A government body conducted analyses on the damage tsunamis of various scales would inflict on a nuclear power plant, according to documents made public yesterday, adding to allegations that Japan and its largest utility failed to heed warnings.
The latest revelation, reported by the Mainichi Shimbun, emerged as the government prepares to help Tokyo Electric Power Co (TEPCO) compensate victims of the crisis at the tsunami-crippled nuclear Fukushma Dai-ichi nuclear power plant.
The government and TEPCO have repeatedly described the combination of the magnitude 9.0 earthquake and the ensuing 15m tsunami on March 11 as beyond expectations.
An institution affiliated with the Japanese Ministry of Economy, Trade and Industry, however, analyzed the dangers of tsunamis ranging from 3m to 23m in a report originally published in December.

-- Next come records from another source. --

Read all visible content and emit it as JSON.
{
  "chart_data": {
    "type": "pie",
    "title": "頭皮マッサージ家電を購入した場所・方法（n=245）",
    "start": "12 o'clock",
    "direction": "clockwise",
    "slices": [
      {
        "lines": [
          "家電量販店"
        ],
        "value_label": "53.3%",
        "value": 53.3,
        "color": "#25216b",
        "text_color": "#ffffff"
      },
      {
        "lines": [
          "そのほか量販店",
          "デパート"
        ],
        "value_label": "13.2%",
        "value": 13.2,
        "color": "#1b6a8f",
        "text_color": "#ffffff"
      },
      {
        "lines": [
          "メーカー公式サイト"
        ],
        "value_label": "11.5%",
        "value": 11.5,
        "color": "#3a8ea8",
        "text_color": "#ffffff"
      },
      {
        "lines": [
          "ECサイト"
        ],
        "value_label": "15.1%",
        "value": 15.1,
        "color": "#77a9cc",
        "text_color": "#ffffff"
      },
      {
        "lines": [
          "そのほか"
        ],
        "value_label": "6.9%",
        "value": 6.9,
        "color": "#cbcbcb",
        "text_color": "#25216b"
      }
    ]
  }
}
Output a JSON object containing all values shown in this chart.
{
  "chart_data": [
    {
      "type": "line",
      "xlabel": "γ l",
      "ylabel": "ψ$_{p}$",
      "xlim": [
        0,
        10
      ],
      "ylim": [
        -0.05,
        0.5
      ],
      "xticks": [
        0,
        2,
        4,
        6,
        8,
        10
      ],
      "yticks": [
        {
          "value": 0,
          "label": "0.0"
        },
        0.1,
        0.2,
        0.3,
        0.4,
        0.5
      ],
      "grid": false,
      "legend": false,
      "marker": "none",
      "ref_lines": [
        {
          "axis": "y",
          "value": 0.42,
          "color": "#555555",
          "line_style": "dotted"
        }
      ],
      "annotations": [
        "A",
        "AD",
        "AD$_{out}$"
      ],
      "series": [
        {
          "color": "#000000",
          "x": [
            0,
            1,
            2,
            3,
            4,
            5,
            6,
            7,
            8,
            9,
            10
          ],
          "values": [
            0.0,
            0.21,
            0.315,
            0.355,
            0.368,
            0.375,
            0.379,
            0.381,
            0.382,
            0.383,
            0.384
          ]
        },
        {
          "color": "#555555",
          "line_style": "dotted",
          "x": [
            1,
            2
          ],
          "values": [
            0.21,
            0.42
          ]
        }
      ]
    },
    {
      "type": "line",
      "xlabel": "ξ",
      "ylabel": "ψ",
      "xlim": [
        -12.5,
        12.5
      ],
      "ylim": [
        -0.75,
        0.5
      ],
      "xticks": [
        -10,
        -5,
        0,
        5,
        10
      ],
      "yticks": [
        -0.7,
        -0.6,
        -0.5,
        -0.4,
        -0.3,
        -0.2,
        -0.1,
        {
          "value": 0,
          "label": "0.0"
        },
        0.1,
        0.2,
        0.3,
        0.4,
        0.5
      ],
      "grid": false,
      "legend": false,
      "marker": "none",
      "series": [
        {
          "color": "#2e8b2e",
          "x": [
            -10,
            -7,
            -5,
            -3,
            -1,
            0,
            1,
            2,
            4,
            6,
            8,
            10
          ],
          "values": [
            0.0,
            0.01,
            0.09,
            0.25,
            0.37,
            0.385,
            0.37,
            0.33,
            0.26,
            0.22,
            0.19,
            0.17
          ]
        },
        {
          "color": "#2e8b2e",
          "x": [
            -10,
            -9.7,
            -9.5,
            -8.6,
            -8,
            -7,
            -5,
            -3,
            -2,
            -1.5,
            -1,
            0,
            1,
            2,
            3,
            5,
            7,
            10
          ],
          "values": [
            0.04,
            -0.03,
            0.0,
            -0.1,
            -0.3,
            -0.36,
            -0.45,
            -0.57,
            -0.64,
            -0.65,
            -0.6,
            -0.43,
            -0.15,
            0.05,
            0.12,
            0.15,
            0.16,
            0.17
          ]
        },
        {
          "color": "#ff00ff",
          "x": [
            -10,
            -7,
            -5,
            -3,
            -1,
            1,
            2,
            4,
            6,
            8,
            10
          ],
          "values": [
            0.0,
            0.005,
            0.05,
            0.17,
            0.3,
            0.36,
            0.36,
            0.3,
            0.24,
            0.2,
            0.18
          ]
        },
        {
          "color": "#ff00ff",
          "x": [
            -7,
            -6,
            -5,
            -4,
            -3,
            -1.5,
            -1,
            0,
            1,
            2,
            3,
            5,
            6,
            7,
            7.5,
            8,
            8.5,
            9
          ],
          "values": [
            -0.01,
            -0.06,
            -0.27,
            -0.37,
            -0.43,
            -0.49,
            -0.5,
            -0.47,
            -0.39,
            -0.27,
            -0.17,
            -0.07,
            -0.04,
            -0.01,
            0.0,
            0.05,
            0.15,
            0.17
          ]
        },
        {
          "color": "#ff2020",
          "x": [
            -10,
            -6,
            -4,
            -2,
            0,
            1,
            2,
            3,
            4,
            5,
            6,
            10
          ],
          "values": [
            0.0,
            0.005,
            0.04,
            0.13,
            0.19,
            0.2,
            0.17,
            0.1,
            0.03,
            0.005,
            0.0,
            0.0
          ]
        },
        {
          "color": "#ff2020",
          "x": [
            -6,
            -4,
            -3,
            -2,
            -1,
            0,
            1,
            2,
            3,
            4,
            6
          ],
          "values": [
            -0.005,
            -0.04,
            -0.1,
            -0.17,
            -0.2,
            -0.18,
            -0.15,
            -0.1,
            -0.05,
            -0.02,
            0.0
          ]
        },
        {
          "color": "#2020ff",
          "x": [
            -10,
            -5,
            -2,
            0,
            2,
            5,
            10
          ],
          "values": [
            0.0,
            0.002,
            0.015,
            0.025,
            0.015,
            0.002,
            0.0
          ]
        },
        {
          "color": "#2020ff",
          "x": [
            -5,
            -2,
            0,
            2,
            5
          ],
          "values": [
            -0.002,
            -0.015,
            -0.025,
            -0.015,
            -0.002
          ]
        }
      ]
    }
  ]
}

“Our analysis shows that a tsunami of a certain height [some 7m in the absence of a seawall and some 15m if one were present] or higher would have almost a 100 percent chance of damaging the reactor core...,” the Japan Nuclear Energy Safety Organization said in the report.
“We presume a tsunami of at least 7 meters would destroy the functions of a seawater pump and that of at least 15 meters would destroy outside equipment such as an electrical transformer,” it said.
The government and TEPCO have explained that the Fukushima plant that leaked radiation following the disaster was designed to handle roughly a 6m wall of water.
Engineers are still struggling to bring the plant north of Tokyo under control two months after the disaster. More than 15,000 people were killed in the disaster and about 9,500 are still missing.